MINOS Project Uses Globus for Nuclear Nonproliferation Research and Development Project
Globus enables broad and efficient collaboration between scientists at nine DOE laboratories working on the Multi-Informatics for Nuclear Operations Scenarios (MINOS) project. MINOS is a National Nuclear Security Administration (NNSA) Defense Nuclear Nonproliferation Research and Development project to characterize data collected from a research reactor at Oak Ridge National Laboratory (ORNL) in Oak Ridge, Tennessee. More than 100 researchers from Department of Energy (DOE) laboratories in Tennessee, New Mexico, California, Washington, Idaho, South Carolina, Illinois, and elsewhere collaborate on this project to generate streaming monitoring data, characterize and curate the data, and analyze it for patterns of interest.
Data collection research teams for MINOS operate sensors at the ORNL test bed facility that continuously generate data in a wide variety of formats, sizes, and frequencies. The teams and data are from multiple research domains, including electromagnetic, radiation, seismic, acoustic, thermal, and biota data. Most data are streamed over a wireless network from field sensors onto interim storage servers at ORNL where the curation process begins. First, MINOS collection teams validate, preprocess, and analyze each dataset and generate a standardized metadata file that populates a comprehensive data catalog for the MINOS project. After storing a back-up copy in a project archive, a MINOS data management team at ORNL moves the data from the interim storage servers to an internet-enabled transfer node.
The data are then packaged and transferred to Lawrence Berkeley National Laboratory (LBNL) over the Energy Sciences Network (ESnet) using the Globus web interface. ESnet is a high-bandwidth network that connects more than 40 DOE laboratories and research sites. ESnet combined with Globus enables the teams to transmit large data files securely and efficiently between the laboratories. Globus encryption is used when routing the data to protect it for official use. After the Globus transfer completes, the data management team at LBNL unpacks the data and registers it into a data portal on the Berkeley Data Cloud, a website developed for data dissemination and curation within the MINOS research community. At that point MINOS researchers from multiple DOE laboratories are able to download and analyze the data.
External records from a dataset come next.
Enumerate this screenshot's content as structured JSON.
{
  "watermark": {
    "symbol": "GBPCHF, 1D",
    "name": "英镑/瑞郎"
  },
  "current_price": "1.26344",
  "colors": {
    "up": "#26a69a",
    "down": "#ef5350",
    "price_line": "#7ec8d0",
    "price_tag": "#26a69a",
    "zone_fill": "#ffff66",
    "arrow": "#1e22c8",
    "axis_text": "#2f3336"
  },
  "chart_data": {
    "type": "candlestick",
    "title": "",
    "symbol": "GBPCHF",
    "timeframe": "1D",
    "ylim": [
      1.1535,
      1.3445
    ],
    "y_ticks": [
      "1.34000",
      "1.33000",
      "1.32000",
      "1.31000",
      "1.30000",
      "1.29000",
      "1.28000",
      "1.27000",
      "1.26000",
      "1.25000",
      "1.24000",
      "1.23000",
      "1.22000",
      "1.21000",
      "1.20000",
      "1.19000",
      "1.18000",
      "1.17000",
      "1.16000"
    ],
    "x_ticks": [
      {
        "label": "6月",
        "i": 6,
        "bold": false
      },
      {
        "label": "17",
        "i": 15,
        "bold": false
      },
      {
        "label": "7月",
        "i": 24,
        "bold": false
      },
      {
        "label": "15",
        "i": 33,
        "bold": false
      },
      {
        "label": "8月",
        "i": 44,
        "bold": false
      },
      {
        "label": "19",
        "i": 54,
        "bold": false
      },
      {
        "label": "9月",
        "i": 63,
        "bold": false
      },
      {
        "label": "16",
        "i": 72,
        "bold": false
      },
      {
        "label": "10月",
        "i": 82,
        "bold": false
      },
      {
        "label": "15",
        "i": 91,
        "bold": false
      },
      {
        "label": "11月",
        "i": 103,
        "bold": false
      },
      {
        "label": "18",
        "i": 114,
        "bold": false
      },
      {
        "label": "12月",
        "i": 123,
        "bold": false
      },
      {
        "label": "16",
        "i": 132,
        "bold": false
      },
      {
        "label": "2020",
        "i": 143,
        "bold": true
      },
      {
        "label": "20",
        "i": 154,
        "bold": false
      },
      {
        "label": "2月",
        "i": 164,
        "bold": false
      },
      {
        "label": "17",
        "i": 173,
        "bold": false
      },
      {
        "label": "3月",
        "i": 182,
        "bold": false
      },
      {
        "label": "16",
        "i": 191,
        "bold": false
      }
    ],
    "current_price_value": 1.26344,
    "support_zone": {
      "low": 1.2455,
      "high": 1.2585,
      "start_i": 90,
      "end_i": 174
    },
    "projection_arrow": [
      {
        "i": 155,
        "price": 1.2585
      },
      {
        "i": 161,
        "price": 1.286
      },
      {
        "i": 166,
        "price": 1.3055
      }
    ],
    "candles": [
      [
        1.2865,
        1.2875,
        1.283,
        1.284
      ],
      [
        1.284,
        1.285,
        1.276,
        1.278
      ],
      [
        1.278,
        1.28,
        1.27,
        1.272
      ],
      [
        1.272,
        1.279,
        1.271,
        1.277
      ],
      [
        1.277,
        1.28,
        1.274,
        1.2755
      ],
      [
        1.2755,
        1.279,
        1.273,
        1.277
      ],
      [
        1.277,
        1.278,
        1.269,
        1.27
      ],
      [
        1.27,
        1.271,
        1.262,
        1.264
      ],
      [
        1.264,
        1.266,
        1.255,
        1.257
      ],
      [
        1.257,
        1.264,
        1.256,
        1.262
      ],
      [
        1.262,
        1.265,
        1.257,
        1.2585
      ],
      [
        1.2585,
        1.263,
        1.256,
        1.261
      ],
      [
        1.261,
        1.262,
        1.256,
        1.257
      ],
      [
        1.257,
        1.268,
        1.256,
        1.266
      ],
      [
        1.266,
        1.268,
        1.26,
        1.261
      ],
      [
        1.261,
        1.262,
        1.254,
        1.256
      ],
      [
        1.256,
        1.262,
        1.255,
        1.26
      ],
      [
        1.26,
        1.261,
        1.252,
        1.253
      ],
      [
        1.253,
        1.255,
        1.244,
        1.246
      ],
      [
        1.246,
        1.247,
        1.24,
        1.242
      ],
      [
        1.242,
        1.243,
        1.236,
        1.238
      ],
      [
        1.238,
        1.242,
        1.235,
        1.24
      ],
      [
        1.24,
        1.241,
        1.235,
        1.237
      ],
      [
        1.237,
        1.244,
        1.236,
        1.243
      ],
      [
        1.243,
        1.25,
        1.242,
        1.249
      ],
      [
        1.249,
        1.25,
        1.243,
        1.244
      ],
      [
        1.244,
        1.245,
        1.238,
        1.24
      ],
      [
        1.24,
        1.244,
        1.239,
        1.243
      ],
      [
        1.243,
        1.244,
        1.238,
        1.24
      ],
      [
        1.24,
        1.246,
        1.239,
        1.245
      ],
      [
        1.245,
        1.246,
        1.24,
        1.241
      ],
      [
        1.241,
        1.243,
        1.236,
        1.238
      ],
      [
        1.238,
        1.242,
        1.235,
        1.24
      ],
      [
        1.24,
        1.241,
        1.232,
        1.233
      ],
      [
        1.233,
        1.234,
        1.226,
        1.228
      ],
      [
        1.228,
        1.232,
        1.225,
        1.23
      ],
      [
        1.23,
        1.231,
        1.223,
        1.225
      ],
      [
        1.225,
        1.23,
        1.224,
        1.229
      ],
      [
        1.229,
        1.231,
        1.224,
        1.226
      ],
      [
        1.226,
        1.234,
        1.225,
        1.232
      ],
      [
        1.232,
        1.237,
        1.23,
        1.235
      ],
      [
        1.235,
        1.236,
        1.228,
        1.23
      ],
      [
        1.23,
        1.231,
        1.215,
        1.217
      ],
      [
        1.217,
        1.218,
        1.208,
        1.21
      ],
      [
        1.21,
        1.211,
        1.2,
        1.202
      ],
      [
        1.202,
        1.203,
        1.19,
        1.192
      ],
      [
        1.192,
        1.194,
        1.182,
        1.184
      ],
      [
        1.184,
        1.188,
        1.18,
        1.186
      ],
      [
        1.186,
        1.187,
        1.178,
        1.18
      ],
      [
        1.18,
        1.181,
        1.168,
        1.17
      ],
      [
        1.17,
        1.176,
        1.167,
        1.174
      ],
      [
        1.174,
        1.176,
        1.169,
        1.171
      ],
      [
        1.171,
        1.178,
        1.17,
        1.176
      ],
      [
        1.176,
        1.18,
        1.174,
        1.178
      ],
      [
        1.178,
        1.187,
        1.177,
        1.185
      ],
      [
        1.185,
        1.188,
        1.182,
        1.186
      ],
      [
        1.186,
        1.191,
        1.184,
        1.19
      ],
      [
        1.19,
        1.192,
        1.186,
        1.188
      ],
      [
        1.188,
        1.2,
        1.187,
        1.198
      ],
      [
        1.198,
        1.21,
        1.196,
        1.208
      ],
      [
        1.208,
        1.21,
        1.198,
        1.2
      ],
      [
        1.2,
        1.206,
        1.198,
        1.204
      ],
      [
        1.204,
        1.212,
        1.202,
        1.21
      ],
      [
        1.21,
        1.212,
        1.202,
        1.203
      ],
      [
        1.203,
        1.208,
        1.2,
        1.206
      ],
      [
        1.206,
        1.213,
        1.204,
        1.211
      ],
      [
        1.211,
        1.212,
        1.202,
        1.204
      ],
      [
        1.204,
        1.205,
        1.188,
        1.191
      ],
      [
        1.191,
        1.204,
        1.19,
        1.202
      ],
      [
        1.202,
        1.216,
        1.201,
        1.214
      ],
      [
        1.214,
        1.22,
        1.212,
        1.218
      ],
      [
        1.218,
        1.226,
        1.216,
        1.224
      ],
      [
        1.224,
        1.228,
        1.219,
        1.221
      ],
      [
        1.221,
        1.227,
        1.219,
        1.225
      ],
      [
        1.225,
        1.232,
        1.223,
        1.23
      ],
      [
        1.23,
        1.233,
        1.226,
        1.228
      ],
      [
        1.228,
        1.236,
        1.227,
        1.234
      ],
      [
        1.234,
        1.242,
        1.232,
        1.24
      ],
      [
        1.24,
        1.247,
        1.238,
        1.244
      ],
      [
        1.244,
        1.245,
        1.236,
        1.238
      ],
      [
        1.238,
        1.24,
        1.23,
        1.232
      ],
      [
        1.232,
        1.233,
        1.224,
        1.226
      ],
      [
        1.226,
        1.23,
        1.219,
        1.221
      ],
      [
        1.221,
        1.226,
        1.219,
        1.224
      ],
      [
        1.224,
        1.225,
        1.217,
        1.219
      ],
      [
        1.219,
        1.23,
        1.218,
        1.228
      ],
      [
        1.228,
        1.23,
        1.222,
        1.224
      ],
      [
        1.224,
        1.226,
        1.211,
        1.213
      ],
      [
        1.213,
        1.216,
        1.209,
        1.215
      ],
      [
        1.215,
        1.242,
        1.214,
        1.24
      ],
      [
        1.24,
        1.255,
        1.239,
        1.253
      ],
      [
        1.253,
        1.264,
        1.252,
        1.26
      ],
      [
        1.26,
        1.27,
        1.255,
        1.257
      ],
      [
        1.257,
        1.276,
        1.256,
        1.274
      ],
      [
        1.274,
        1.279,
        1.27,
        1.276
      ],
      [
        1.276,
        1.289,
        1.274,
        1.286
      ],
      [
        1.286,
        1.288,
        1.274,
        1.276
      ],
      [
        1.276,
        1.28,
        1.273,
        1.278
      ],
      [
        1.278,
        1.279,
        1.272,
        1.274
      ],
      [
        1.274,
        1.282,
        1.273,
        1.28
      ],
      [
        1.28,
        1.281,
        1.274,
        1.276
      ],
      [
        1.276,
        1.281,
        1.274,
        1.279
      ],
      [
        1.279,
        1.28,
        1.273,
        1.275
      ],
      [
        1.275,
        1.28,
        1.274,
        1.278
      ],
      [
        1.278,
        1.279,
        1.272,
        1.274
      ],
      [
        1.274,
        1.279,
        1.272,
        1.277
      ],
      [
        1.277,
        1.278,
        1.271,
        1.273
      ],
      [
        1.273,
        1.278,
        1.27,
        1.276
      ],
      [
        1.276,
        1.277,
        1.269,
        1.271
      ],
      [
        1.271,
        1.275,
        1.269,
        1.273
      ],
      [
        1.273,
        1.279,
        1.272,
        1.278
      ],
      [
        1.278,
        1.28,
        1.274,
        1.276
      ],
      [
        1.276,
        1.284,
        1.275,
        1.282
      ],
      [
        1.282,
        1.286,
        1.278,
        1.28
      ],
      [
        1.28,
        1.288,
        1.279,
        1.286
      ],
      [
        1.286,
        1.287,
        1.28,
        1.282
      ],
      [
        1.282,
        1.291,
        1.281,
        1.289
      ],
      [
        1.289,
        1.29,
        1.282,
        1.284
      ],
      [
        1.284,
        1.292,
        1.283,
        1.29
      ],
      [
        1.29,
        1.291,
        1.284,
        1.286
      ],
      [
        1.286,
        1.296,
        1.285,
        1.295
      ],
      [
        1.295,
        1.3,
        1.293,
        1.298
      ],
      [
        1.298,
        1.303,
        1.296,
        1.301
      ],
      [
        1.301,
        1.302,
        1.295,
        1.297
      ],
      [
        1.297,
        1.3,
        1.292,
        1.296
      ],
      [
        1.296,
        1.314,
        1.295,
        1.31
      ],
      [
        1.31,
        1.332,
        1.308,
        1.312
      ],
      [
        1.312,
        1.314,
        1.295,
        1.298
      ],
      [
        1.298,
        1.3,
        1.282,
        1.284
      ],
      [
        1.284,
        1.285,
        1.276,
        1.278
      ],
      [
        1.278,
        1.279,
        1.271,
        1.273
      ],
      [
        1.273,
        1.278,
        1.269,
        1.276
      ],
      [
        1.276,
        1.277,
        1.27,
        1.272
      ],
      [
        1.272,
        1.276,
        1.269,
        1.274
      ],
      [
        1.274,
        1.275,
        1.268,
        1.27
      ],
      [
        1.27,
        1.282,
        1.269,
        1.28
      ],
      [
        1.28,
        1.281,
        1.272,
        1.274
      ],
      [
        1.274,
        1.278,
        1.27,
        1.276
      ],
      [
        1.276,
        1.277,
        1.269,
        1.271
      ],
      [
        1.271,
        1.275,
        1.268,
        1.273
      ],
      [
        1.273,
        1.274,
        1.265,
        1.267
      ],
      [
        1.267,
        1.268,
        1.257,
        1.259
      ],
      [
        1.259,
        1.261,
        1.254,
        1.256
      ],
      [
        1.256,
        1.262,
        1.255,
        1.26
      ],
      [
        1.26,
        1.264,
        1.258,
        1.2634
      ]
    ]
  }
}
MINOS research teams have been leveraging this process since the project began 3 years ago with very reliable success. Last year a more automated process was piloted to minimize latencies between data collection and dissemination due to manual steps and to test scalability. For this pilot, one MINOS acoustic data stream is routed from the test bed at ORNL to temporary storage hosted on an Amazon Web Service cloud platform. Data are processed, validated, reformatted, and packaged with the necessary metadata in the cloud using an Apache NiFi pipeline developed by Lawrence Livermore National Laboratory. A custom NiFi processor at the end of the pipeline calls the Globus API to initiate the data transfer over ESnet to an endpoint on LBNL’s Berkeley Data Cloud portal servers. This Globus-enabled pipeline is fully automated and moves thousands of files a day. It is capable of providing near real-time data access with inline quality control and analysis, and plans are in place to extend the pipeline for additional data types and processing steps.
Globus is critical to MINOS data movements and enables data sharing and scientific collaboration that are essential for MINOS to reach its scientific goals. So far, more than 7.8 million files of MINOS data have been moved over Globus to provide researchers at multiple national laboratories with nearly 300 TB of valuable scientific information for analysis and new discovery.